Seventies-era rock star Stevie Nicks is the poster girl for the perils of Klonopin addiction.
In almost every interview, the former lead singer of Fleetwood Mac makes a point of mentioning the toll her abuse of the drug has taken on her life.
While promoting her new solo album, In ‘Your Dreams’, she told Fox that she blamed Klonopin (clonazepam) for the fact that she never had children.
“The only thing I’d change [in my life] is walking into the office of that psychiatrist who prescribed me Klonopin.
That ruined my life for eight years,” she said. “God knows, maybe I would have met someone, maybe I would have had a baby.”
Whitney Houston’s songs became the universal voice of love. That’s how much Whitney came to mean to so many of us who knew her only through her music.
She came to embody all that precious emotion we carry in our hearts.
Whitney Houston’s death at 48, has raised the specter that she was taking Xanax (alprazolam) at the time she died.
What both situations have in common is that they were taking drugs in the benzodiazepine family.
And when it comes to prescription drugs that are able to destroy you, it’s hard to top the benzodiazepines.
Experts feel that chronic use of benzodiazepines may lower seizure threshold, especially in patients with epilepsy or predisposing disorders.
This is beyond the withdrawal mechanism which can occur even in low dose use for long time. That’s why it’s rarely used for a long-term in seizure disorders.
The operative word here is: long time.
Another “benzo” which has been lethal to millions of Americans is Klonopin.
It’s not as famous as OxyContin, but the prescription drug Klonopin can be just as dangerous.
Klonopin or clonazepam, was originally brought to market in 1975 as a medication for epileptic seizures.
Eventually, though, the medication was given patients who were subject to panic attacks and to addicts trying to get off drugs or alcohol, because of its ability to prevent seizures and control the symptoms of acute withdrawal.
The latter decision led Klonopin and other benzodiazepines to become the second most abused class of prescriptions, after opioid painkillers like Oxy.
But what Klonopin can do to a patient who abuses it is pretty horrific.
Scientists can’t say for sure what Klonopin does when ingested, except that it dramatically affects the functioning of the brain.
This much we know: If your brain is on fire with electrical signals — like, say, you’re having an epileptic seizure — a dose of Klonopin will help put out the flames.
It does so by lowering the electrical activity of the brain. But specifically which electrical activities it suppresses is something that nobody really seems to know for sure.
But when a patient goes off of Klonopin, there is a burst of excess neural firing and cell death. That’s the havoc we hear about that is mistakenly called withdrawal.
And that’s why Klonopin, like nearly the entire class of benzos, causes such unpredictable reactions in people.
Among the celebrities who have taken benzodiazepines with unfortunate results:
Actress-model Margaux Hemingway, who died in 1996 from a benzo-barbiturate mix…
Actress-model Anna Nicole Smith, who died in 2007 after an overdose of Klonopin and other drugs…
Author David Foster Wallace, who had Klonopin in his body when he hanged himself in 2008.
Since then, Klonopin, along with the other drugs in this class, has become a prescription of choice for drug abusers from Hollywood to Wall Street, where drug abuse for any reason is rampant.
Although Xanax (alprazolam) is the most commonly prescribed benzodiazepine, it’s probably one of the most dangerous.
It now accounts for as many as 60% of all hospital admissions for drug addiction, according to some research.
What’s more, violent and psychotic responses to Xanax are not limited to humans.
In May 2009, a 200-lb chimpanzee being kept as a house pet by a Stamford, Conn. woman, went on a rampage after being dosed with Xanax, escaping into the neighborhood and ripping off the face of a friend of its owner.
Sometimes, the continuous use of Xanax causes certain side-effects and the permanent use of Xanax can even give rise to biochemical transformation in the body which, in turn, causes different effects.

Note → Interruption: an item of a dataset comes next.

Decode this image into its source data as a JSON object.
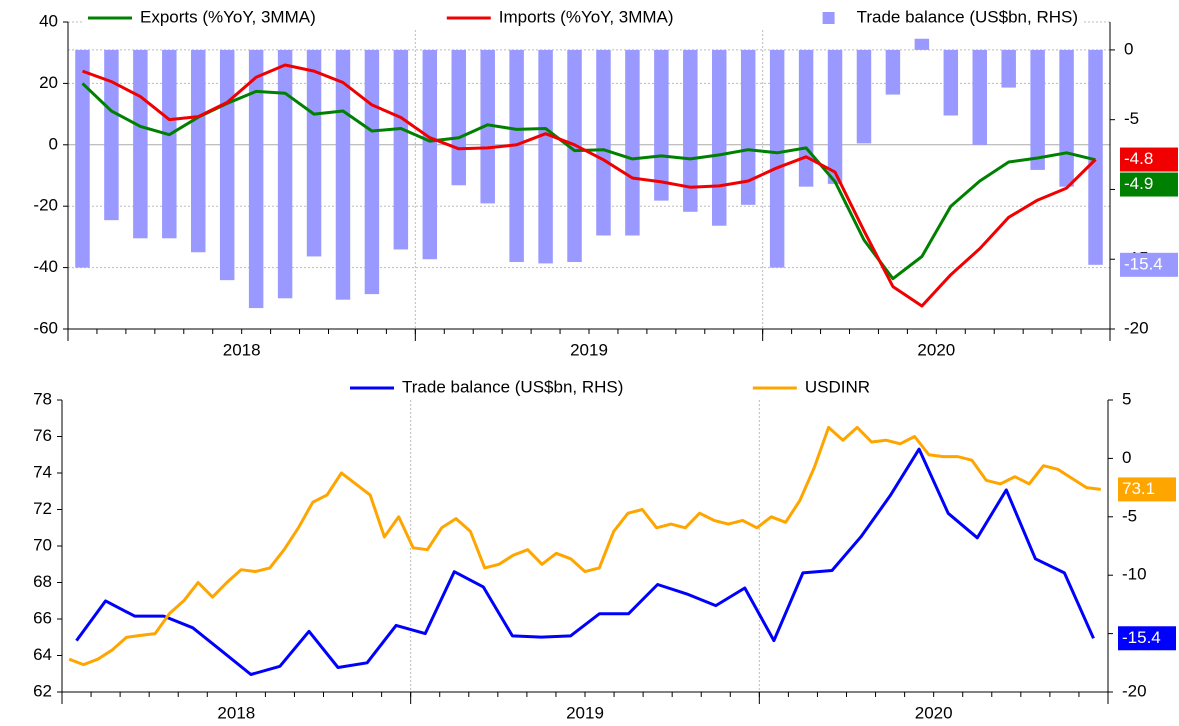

Since Xanax is an anti-depressant affecting the nervous system, it slows the neural activity and the ability of one’s mind to work. Especially on a high dose.
When you look at both drugs, you can see the commonality. Just like Stevie Nicks and Whitney Houston were singers, both drugs are benzodiazepines and essentially they work the same way.
They affect the brain by enhancing the effects of gamma-aminobutyric acid (GABA), a chemical that is naturally calming.
GABA can slow down or stop certain nerve signals in the brain.
It’s important to remember is that both drugs are purposely prescribed to treat epilepsy and it’s causes.
They are not recreational drugs, even though some choose them for that and other benzo cocktails.
And as far as addiction goes, anything can be addictive if misused.
Perhaps the reason I’m arguing so vehemently is that I am on both Klonopin — with Xanax, as a back-up in case of emergency. (Panic attack?)
I have taken the same amount for five years. And I feel — like anything else — if you abuse these drugs, they will abuse you.